What they all found was a collection of multicolored cubicles scattered around the floor alongside small enclosed "focus" rooms. There is also a conference room, a home-style kitchen with a large island, and various nooks and crannies for workers to trade notes and ideas. (The one thing missing in the Idealab is a bathroom; workers have to go into the abandoned mall for that.)
The first thing for managers to get used to was the lack of offices. "I was pretty resistant," says Karen Welninski, a manager who spent seven years in a private space. She spoke about her Idealab experience to colleagues at a RadioShack town-hall meeting in April: "In our building today, executives have corner offices. Why? Because they worked for them to get there. So why am I now getting a cube again?"
She and her fellow guinea pigs kept journals and were interviewed, alone and in groups, by RadioShack's design team. Video cameras were trained on different parts of the office to see which areas were used and which were ignored. Every few weeks, the desk configurations were switched around, as were the desk surfaces and filing systems. Workers tested different desk accessories such as lamps and telephones.
After four months, results came in. Much of what was learned validated the ideas HKS and the other consultants, DEGW and furniture maker Steelcase Inc., suggested before building the lab -- namely, that given transition time, the groups would adapt, and even thrive, in the new environment. Ms. Welninski was a prime example. "I would say it took me ... at least two months to really kind of adapt to it," she says.
The experts also learned what didn't work. The video cameras showed that people didn't use the small focus rooms in the back. Support staff said centralized copy rooms with multifunctional machines were too far away. People wanted simpler machines closer to their areas. Computer technicians wanted whiteboards on wheels instead of extra storage.

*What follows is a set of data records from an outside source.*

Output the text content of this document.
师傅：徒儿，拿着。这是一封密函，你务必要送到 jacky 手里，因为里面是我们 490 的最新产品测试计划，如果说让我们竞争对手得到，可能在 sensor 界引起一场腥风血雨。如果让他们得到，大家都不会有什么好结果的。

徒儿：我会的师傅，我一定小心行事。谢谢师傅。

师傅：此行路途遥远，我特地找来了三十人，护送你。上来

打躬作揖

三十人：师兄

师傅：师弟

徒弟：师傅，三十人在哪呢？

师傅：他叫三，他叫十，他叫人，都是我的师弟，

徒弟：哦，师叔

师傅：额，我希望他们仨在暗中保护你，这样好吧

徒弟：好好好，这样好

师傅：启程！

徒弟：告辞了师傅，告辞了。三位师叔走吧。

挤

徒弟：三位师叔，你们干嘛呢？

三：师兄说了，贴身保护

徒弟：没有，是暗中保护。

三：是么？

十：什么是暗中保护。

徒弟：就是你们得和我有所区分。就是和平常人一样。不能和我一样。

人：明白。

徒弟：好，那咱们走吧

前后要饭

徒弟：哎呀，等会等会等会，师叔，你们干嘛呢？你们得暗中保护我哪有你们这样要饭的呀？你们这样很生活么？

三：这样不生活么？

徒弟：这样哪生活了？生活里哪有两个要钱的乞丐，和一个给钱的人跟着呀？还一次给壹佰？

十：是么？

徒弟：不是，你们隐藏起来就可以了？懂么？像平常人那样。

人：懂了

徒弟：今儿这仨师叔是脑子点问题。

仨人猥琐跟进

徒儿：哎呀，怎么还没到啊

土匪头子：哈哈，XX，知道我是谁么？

From a bottom-line perspective, RadioShack says the Idealab saved the company around $1.5 million by preventing design mistakes before they were built in the new complex. For example, spaces for vending machines in the kitchen areas were too low, a mistake that wouldn't have been discovered until the Coke machines arrived across the entire campus. The length of a decorative lighting element in the common area was deemed too long. "On 18 floors, that adds up to thousands of dollars and wouldn't have been as attractive as it could have been," says Mark Hill, a senior vice president.
Wood tables in the conference room showed pen indentations, so a switch was made to a more durable laminate. A leader of the project, Tim Abbott, says the digital lighting-control panel in the conference room was scrapped simply because "I can't work it."

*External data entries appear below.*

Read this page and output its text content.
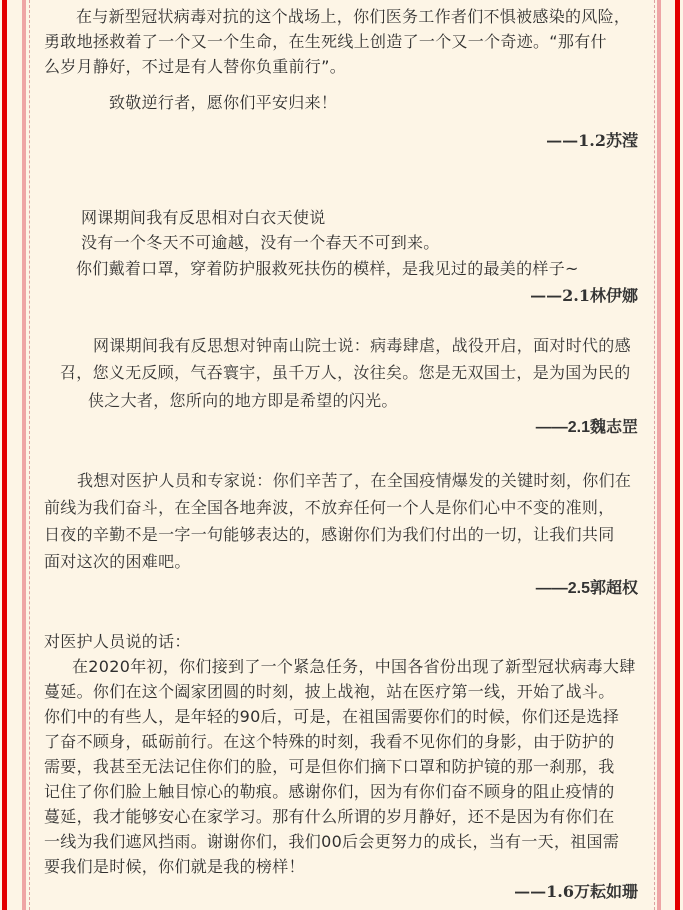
在与新型冠状病毒对抗的这个战场上，你们医务工作者们不惧被感染的风险，
勇敢地拯救着了一个又一个生命，在生死线上创造了一个又一个奇迹。“那有什
么岁月静好，不过是有人替你负重前行”。
致敬逆行者，愿你们平安归来！
——1.2苏滢
网课期间我有反思相对白衣天使说
没有一个冬天不可逾越，没有一个春天不可到来。
你们戴着口罩，穿着防护服救死扶伤的模样，是我见过的最美的样子~
——2.1林伊娜
网课期间我有反思想对钟南山院士说：病毒肆虐，战役开启，面对时代的感
召，您义无反顾，气吞寰宇，虽千万人，汝往矣。您是无双国士，是为国为民的
侠之大者，您所向的地方即是希望的闪光。
——2.1魏志罡
我想对医护人员和专家说：你们辛苦了，在全国疫情爆发的关键时刻，你们在
前线为我们奋斗，在全国各地奔波，不放弃任何一个人是你们心中不变的准则，
日夜的辛勤不是一字一句能够表达的，感谢你们为我们付出的一切，让我们共同
面对这次的困难吧。
——2.5郭超权
对医护人员说的话：
在2020年初，你们接到了一个紧急任务，中国各省份出现了新型冠状病毒大肆
蔓延。你们在这个阖家团圆的时刻，披上战袍，站在医疗第一线，开始了战斗。
你们中的有些人，是年轻的90后，可是，在祖国需要你们的时候，你们还是选择
了奋不顾身，砥砺前行。在这个特殊的时刻，我看不见你们的身影，由于防护的
需要，我甚至无法记住你们的脸，可是但你们摘下口罩和防护镜的那一刹那，我
记住了你们脸上触目惊心的勒痕。感谢你们，因为有你们奋不顾身的阻止疫情的
蔓延，我才能够安心在家学习。那有什么所谓的岁月静好，还不是因为有你们在
一线为我们遮风挡雨。谢谢你们，我们00后会更努力的成长，当有一天，祖国需
要我们是时候，你们就是我的榜样！
——1.6万耘如珊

Flooring vendors installed six types of carpets and three types of raised floor panels in the Idealab free of charge. "We'd stomp on the floor and it felt hollow," says Becky Smith a project manager, "so we picked the floor tiles made of concrete." Workers from other companies who toured the space recommended, based on their experience, two ice machines and two refrigerators instead of one.
The research in the Idealab was vigorous, but it falls short of being scientific. Like many workplace studies, it suffers from something called the Hawthorne Effect, named for a study in the 1920s and 1930s that found factory workers increased output simply because they knew they were being watched.
But RadioShack says getting rank-and-file workers involved in the design was part of the point. The company used the lab as an internal marketing tool, shuttling nearly the entire staff through it on tours. From there, the 70 or so departments talked about what aspects of the Idealab design they wanted applied to their "neighborhoods" at the new facility. Says Ms. Petty: "Each group was able to get the right things, versus the cookie cutter approach of throwing the same cubes at everyone."